Тото Кутуньо, наверное, пел про что-то очень хорошее, потому что голос у него был медовый, проникновенный. Захотелось подтянуть, запеть вместе с ним, и представилась вмиг красивая, с умными глубокими глазами женщина (а секунду назад так не хотелось, чтобы тебя ждали) в строгом, но соблазнительном вечернем платье, и сам он себе увиделся в смокинге, в белой рубашке, загорелый, чуть утомленный, с небрежно зажатой меж пальцев сигаретой, что-то вполголоса, усмехаясь краешком губ, рассказывающий своей очаровательной собеседнице… Он вздрогнул, вдруг явственно услышав женский голос:
— Хватит! Все! Пусти, пусти меня! Я закричу сейчас… — Она и вправду пока не кричала, но истошный, режущий крик уже подбирался откуда-то изнутри к ее голосовым связкам, еще секунда, еще мгновенье… Вадим понял это так же отчетливо, как если бы сам оказался на ее месте. Он огляделся. Никого.
— Да стой же ты, дура! — Мужской голос был низкий, прерываемый дыханием, обладатель его, наверное, хотел говорить спокойно и усмешливо, но слова прозвучали надрывно и угрожающе: — Куда? Куда ты пойдешь? К мужу? Ну иди, сволочь! Иди…
А потом Данин услышал звук удара, глухой, пугающий, потом еще один, а потом голос, другой, тоже мужской, пониже, визгливый, испуганный:
— Ты что! Убьешь ведь! Она и так еле дышит! Заявит ведь!
— Не заявит… — Переводя хриплое дыхание, отозвался первый. — Не заявит, уж я-то знаю. Не заявишь, ведь правда? Молчишь?
И опять удар…
Вадим остановился, как врос в асфальт, ноги перестали слушаться.
— Тихая улица, — пробормотал он, стараясь сбить дрожь внутри. — Добрые люди…
Он зачем-то расстегнул еще одну пуговицу на рубашке, потом сделал шаг, ноги опять подчинялись. Уже дело. Назад? Бог с ними, сами разберутся. А если муж и жена скандалят? Твое-то какое дело, тебя же и обвинят. А если нет? Ну и что? Они же знакомые, явно, что знакомые. Зачем встревать? Другое дело, что он бьет, и сильно бьет, и он не один. Да черт с ними в конце концов! Испугался? Уйдешь? Как же ты потом будешь себя ощущать? Наверное, так же, как и прежде, ты же не маленький уже. И не будет у тебя, как тогда, в детстве, походка меняться и голос глохнуть… И опять-таки никого нет ни на тротуарах, ни на мостовой. Ты и они. Они и ты. И тебя никто не видит. Они за углом где-то, во дворе… Да и к тому же, право слово, кто-нибудь да высунется, не пустой же дом, слышат же люди, найдется хоть один из них нормальный человек. А ты ненормальный? Ты же слышишь? И ведь знаешь, что спать не будешь, если уйдешь; паршиво тебе будет, если уйдешь. В конце концов силенка у тебя тоже есть, ты же теннисист.

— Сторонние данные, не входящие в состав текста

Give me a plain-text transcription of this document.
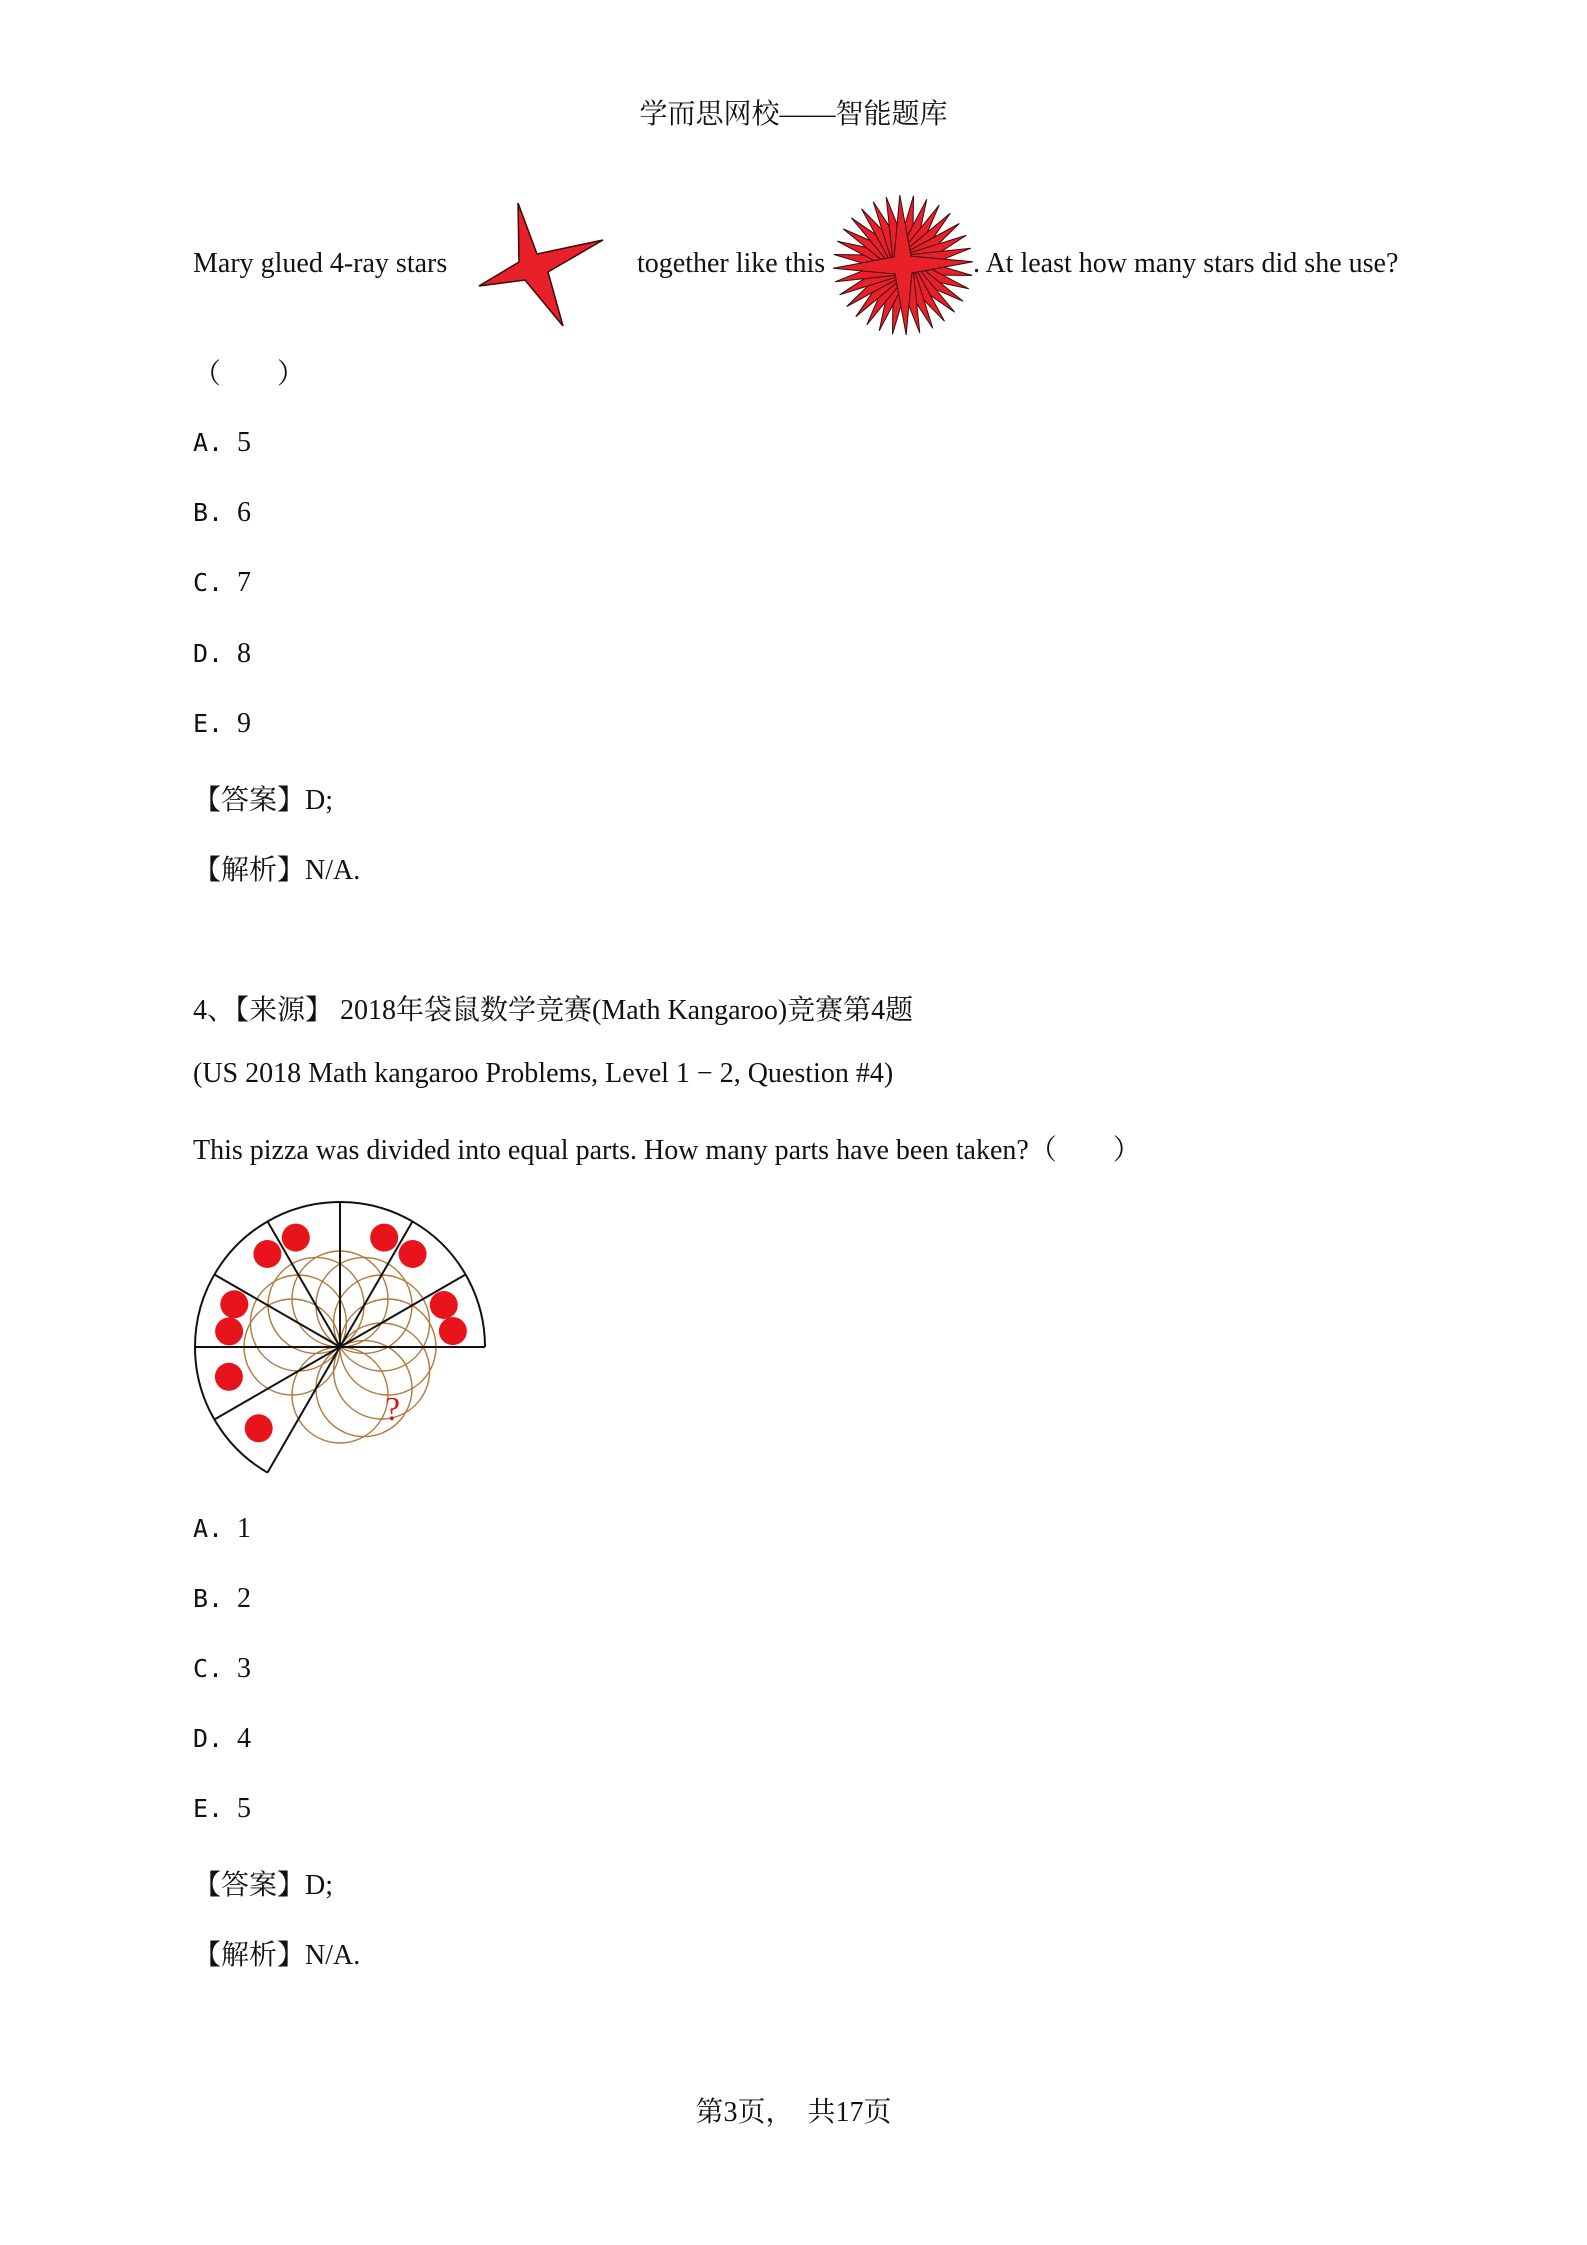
学而思网校——智能题库
Mary glued 4-ray stars	together like this	. At least how many stars did she use?
（　　）
A. 5
B. 6
C. 7
D. 8
E. 9
【答案】D;
【解析】N/A.
4、【来源】 2018年袋鼠数学竞赛(Math Kangaroo)竞赛第4题
(US 2018 Math kangaroo Problems, Level 1 − 2, Question #4)
This pizza was divided into equal parts. How many parts have been taken?（　　）
?
A. 1
B. 2
C. 3
D. 4
E. 5
【答案】D;
【解析】N/A.
第3页，　共17页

Он ощутил, как каждая мышца налилась, эластичной стала, упругой, и дрожь под желудком утихать стала, и через мгновение он и вовсе перестал думать о чем-либо. Побежал бесшумно, благо в кроссовках был, притормозил у угла и стремительно выскочил перед темными фигурами, как чертик из шкатулки. Женщина лежала на земле, возле нее стояли трое. Значит, их трое. Внезапно кураж пропал, и навалилась тоска, щемящая, расслабляющая, именно тоска, а не страх. И в последнем усилии, не надеясь уже ни на что, он яростно вскрикнул:
— Всем стоять! Не шевелиться! Я из милиции!

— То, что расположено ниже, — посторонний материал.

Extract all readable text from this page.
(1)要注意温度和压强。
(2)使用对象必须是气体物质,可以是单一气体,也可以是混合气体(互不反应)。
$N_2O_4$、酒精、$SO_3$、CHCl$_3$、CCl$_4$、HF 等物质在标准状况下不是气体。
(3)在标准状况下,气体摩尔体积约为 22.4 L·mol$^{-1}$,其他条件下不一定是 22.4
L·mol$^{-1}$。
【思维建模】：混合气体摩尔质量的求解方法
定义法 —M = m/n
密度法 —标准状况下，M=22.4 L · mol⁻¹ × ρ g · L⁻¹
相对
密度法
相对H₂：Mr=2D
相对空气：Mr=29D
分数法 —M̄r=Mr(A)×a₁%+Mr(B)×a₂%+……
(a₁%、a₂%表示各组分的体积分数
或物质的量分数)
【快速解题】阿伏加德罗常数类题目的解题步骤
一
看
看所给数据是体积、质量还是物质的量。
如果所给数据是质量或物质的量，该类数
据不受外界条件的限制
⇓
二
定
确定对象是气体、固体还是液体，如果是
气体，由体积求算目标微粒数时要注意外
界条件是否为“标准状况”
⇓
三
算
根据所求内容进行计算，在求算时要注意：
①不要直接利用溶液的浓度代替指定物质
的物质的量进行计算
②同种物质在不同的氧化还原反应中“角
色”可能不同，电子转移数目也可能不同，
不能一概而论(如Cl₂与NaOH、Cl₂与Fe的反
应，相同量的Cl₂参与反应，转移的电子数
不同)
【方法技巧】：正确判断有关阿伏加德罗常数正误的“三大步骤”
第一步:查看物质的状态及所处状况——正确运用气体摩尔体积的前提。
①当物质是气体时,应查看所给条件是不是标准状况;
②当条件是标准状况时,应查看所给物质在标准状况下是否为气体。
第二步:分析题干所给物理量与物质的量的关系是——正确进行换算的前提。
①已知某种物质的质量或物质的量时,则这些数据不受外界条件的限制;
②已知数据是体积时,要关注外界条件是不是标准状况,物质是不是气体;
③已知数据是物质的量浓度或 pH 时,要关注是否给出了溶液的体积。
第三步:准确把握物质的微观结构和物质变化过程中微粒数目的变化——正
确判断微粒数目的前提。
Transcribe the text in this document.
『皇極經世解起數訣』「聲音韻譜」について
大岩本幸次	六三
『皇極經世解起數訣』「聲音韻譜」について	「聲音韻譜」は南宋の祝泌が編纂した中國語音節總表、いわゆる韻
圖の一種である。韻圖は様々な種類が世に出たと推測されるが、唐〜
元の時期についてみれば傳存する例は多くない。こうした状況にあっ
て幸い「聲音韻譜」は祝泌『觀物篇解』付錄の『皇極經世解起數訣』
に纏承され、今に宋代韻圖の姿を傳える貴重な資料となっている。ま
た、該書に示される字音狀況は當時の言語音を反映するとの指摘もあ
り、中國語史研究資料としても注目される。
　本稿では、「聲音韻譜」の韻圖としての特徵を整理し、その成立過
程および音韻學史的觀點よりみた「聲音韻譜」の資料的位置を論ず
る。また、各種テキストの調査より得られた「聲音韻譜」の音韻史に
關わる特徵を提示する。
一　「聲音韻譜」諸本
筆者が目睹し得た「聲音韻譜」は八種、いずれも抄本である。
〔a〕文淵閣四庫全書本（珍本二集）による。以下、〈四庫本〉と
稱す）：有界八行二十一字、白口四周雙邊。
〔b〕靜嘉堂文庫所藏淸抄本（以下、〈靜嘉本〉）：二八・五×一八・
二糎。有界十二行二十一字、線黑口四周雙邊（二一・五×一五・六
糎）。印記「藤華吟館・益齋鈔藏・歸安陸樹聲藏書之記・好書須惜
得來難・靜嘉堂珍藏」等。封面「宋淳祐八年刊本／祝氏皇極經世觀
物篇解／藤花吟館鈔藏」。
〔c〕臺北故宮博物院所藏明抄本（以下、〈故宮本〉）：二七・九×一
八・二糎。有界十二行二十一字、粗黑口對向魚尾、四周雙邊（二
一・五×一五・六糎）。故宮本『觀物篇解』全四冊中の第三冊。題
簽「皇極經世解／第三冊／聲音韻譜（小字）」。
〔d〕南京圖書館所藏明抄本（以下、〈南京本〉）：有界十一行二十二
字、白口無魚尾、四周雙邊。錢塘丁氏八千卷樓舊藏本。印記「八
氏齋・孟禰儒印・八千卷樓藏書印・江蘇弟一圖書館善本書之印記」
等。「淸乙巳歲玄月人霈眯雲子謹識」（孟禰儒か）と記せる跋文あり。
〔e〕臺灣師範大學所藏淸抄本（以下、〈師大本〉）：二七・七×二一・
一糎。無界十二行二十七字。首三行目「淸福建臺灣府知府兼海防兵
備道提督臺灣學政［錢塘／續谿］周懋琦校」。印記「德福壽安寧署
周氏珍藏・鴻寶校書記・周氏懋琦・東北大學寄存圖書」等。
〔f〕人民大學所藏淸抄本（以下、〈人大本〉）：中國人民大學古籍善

Почему из милиции, сам не понял, наверное, потому, что в таких случаях это слово само на ум приходит, оно как спасительная соломинка, как избавление, как щит. И верно, эти трое застыли, кто как был, один с рукой поднятой, другой с отведенной чуть назад ногой, третий просто так, по стойке «смирно» замер. Вадим не видел их лиц, они были скрыты темнотой, одно лишь окно в этом доме со двора горело. Но очертания темнота не размывала, не скрадывала. Фигуры он видел отчетливо. А хорошо бы сейчас еще и лица видеть, поверили или нет, или просто в шоке находятся секундном, мгновенном. Если в шоке, то закрепить успех надо. Они тоже, наверное, его очертания видят, за каждым движением следят. Данин потянулся рукой к внутреннему карману куртки, медленно, но уверенно, будто за пистолетом, и добавил уже тише, пытаясь придать голосу твердость, чтобы чеканней его слова прозвучали:
— Стойте спокойно. Попробуйте не навредить себе. Одно движение — и будет худо.